Data Scientists, they make clothes for Emperors right?
OK, so that's a bit mean but hear me out...
I've just spent three days in London at the Gartner Data & Analytics Summit in London. It's been a real mix of sessions and workshops. As tends to be the case with these things you see a fair amount of banner waving, buzzwords and predictions of the next big thing. Two years ago "big data" was BIG, and everyone was talking about it but no one was sure who was actually doing it (cue questionable jokes etc). This year it's all about deep learning, predictive analytics and Internet of Things. You have to have a "data lake" although some would prefer a data reservoir - either way it's gotta be big and it's got to be really fast.
Analytics and deep learning are said to be very important, but tangible solutions to problems demonstrating real ROI were thin on the ground. Maybe next year real examples and case studies will be in much greater supply, but right now it felt like there are a lot of ideas and good intentions but I couldn't help but get the impression it's still a bit of a solution looking for a problem.
What else? Well apparently, CIO's are passé. What you need now is a CDO (not to be confused with CDO as per "the big short") which turns out to be a "Chief Data Officer".
One of the best sessions on the 3rd day of the summit was "How a Chief Data Officer can lead high performance teams". The session was good - not because it really answered the title - but because it was a great discussion about the role of CDO's and "data scientists".
Now I know I'm not always the fastest to pick things up, but I hadn't heard of a data scientist until 18 months ago when I attended a breakfast organized by BathSpark. Not one miss an opportunity to put my foot in it I had to ask "What's a data scientist? How are they different from say a Mathematician, or a statistician or computer scientist?" Refreshingly, I got quite an honest response "Er, er, they're basically the same thing... I think".
So now, 18 months on, we must have a better idea about what a data scientist is? So I asked the same question again in the round table discussion. We're all supposed to have one, but what are they? What do they do? And are they different from mathematicians, statisticians and computer science graduates?
Well I'm glad I asked. It turns out that it is still not a daft question. And whilst Gartner have come up with a definition (of course that's their job), the rest of the room didn’t seem so sure.
So I thought I’d try one more time. Does anyone know what a data scientist is?
Please comment and let me know what you think. And while you're at it if you have any idea what a CDO does I'd love to know.
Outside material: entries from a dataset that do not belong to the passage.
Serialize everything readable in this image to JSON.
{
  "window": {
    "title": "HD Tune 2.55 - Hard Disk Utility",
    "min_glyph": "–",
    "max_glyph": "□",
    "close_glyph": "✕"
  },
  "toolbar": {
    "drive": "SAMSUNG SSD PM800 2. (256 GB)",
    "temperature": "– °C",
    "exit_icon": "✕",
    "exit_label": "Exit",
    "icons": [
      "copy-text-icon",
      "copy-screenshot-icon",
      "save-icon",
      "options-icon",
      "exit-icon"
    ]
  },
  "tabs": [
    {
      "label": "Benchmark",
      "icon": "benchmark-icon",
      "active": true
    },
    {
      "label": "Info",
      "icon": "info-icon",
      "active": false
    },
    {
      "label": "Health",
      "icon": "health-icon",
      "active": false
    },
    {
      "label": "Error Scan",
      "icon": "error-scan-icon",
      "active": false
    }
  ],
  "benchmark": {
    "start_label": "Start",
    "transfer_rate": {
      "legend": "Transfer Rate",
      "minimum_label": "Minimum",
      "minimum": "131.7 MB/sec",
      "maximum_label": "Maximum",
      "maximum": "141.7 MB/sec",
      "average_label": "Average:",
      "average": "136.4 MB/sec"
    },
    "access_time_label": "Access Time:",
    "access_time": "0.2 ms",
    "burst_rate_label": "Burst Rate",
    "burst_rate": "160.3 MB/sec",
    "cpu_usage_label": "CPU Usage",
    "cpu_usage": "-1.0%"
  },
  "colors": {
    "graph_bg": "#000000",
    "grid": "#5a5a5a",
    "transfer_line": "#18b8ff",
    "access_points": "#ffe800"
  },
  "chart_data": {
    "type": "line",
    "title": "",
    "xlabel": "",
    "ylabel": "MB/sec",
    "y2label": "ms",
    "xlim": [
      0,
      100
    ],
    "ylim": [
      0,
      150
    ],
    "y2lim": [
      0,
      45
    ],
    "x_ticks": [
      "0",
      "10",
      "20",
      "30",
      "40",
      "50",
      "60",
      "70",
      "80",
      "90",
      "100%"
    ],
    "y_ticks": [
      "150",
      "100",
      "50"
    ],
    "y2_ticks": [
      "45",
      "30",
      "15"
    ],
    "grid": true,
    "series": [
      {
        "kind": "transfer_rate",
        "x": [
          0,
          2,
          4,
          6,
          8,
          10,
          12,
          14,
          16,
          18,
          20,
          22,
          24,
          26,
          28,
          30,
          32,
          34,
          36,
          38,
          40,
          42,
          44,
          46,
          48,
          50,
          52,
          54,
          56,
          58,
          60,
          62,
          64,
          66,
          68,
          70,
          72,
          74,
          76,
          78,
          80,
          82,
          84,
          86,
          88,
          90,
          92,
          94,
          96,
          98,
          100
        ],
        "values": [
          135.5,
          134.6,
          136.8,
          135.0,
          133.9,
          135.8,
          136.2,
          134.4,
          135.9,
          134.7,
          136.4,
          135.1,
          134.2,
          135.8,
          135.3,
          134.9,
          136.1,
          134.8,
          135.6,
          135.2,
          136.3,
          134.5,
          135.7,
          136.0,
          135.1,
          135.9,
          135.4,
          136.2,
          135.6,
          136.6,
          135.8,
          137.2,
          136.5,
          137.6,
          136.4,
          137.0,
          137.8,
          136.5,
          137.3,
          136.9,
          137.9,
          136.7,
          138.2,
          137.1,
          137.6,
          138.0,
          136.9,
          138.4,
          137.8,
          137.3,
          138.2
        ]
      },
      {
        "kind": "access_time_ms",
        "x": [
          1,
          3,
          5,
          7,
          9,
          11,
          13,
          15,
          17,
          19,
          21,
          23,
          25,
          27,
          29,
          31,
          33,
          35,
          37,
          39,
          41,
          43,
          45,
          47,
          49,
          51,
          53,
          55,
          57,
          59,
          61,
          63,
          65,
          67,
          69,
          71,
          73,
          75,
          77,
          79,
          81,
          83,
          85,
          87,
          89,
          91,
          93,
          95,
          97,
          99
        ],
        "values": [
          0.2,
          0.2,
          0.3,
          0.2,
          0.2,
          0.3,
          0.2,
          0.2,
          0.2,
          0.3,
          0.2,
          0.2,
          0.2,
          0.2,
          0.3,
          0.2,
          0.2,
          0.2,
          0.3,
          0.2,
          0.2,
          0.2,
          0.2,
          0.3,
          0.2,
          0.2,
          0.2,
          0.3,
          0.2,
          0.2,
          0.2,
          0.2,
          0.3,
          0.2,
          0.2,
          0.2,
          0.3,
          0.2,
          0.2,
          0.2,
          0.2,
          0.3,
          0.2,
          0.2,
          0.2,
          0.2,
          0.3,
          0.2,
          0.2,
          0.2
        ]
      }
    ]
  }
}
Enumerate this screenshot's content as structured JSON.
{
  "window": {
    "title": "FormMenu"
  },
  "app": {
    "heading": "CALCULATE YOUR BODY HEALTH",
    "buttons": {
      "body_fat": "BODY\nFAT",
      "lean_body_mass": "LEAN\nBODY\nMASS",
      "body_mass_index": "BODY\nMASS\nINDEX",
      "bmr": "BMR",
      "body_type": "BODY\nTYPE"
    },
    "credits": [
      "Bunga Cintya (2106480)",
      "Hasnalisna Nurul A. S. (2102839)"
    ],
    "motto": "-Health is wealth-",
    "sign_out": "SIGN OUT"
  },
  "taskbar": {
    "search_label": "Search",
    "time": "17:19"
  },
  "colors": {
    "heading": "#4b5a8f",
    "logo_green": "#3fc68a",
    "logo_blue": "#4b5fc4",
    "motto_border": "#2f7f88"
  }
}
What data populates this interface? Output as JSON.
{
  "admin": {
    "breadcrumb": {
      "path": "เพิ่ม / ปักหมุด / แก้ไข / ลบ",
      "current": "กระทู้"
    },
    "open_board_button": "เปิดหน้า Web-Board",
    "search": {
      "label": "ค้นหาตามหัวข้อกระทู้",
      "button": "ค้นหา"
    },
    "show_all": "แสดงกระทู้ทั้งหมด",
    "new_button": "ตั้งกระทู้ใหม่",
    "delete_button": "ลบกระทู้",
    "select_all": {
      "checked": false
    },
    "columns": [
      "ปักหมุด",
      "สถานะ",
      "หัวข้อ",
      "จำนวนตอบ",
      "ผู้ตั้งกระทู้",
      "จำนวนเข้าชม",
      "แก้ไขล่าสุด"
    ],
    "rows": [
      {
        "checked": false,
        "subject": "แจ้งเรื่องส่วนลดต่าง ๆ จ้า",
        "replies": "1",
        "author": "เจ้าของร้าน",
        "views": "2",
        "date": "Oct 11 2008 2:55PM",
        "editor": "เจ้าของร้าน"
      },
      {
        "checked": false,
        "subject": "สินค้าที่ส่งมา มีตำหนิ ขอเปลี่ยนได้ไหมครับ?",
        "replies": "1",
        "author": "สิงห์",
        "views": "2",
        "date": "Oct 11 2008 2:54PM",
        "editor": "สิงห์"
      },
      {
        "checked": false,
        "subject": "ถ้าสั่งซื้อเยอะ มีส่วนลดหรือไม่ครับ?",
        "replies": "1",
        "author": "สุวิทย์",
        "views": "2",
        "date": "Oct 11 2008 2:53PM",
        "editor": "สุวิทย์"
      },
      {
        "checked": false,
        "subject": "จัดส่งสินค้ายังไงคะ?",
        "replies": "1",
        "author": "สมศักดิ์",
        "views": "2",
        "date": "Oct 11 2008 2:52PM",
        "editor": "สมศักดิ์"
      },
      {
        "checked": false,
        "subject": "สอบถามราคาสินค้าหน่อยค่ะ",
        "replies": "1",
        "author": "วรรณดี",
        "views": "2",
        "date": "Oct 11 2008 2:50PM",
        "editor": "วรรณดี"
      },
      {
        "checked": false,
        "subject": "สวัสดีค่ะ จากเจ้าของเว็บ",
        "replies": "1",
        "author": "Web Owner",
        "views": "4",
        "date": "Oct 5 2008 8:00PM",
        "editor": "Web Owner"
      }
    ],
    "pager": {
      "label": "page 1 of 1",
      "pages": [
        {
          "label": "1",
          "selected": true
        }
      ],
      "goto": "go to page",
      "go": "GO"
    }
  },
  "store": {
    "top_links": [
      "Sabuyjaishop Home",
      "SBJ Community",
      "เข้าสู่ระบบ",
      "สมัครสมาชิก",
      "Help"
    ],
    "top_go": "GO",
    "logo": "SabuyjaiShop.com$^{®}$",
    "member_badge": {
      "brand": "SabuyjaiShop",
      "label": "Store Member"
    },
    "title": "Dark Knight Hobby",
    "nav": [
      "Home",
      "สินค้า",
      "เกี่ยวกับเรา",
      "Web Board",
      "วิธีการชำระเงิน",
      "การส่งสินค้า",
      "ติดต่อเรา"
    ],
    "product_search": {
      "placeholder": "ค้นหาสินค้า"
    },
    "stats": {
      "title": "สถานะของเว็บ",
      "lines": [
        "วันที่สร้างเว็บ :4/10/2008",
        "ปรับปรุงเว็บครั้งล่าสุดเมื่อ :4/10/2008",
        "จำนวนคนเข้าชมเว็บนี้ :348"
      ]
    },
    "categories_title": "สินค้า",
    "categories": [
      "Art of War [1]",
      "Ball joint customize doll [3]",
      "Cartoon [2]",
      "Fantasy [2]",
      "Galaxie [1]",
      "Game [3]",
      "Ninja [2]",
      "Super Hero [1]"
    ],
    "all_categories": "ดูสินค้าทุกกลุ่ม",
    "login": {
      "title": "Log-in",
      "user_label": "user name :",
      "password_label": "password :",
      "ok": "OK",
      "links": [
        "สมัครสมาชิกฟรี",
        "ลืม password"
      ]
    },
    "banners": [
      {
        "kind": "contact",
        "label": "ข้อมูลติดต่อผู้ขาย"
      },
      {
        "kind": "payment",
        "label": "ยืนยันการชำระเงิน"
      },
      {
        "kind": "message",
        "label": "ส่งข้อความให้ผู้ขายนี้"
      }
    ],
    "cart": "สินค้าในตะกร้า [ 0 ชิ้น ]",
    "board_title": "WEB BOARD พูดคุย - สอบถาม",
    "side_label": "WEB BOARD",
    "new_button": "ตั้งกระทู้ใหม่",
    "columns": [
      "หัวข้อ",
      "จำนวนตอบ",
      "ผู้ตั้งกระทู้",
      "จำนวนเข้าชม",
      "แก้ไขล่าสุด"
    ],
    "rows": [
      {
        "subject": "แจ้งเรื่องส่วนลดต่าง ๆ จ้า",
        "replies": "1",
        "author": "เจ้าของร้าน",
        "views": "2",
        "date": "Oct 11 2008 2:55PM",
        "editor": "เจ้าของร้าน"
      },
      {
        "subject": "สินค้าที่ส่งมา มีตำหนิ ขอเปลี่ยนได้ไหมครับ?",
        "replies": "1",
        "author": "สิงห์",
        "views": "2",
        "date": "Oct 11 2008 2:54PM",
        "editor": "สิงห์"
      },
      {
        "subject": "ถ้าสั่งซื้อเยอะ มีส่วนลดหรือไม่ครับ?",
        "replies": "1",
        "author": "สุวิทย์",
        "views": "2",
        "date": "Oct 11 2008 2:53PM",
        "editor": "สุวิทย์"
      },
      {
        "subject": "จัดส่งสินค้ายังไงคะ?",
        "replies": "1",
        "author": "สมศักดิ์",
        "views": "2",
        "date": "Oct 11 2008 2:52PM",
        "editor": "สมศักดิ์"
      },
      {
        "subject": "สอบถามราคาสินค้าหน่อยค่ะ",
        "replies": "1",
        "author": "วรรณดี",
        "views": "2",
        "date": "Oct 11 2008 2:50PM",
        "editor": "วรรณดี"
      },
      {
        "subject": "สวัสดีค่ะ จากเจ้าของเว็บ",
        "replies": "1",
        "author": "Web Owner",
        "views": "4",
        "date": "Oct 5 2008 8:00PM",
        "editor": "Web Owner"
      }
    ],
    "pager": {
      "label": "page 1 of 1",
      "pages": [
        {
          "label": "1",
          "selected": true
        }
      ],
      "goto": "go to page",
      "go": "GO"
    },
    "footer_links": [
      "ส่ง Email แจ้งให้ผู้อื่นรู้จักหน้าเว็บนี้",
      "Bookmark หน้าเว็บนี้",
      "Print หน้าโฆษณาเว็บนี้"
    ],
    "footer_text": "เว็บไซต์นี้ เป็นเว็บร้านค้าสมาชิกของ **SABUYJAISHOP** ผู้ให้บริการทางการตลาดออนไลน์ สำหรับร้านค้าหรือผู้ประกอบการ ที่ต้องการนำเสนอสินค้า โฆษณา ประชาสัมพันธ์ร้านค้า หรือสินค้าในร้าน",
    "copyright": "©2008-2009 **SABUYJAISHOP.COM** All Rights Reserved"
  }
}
Personally, I think it's essentially down to the art of making use of the information. There are usually two key aspects to analytics - having the data in the first place, and then using it. Despite that seeming like a simple concept, there's always an underestimated step involved in the quality of that process. One of the first terms I heard in IT, way back in the mid 90's, was GIGO (Garbage In, Garbage Out). That is, if you are harvesting bad data, you're running the risk of producing bad analytics out of it. Will a statistician be aware, a computer scientist care, or a mathematician notice? With that in mind, a Data Scientist should have responsibility for the whole process, perhaps summarised by their responsibilities: - Collect: Know what data is and isn't required. - Validate: Identify and filter out bad data. - Translate: Calculate, Condense and Concatenate where appropriate and required. - Organise: Present the cleansed Data in an effective and useful manner. Is a Data Scientist a role where data integrity intersects data utilisation? Perhaps the question shouldn't be "What is a Data Scientist", but rather "How else can you ensure robust, functional and accurate data without a clearly defined role and process?".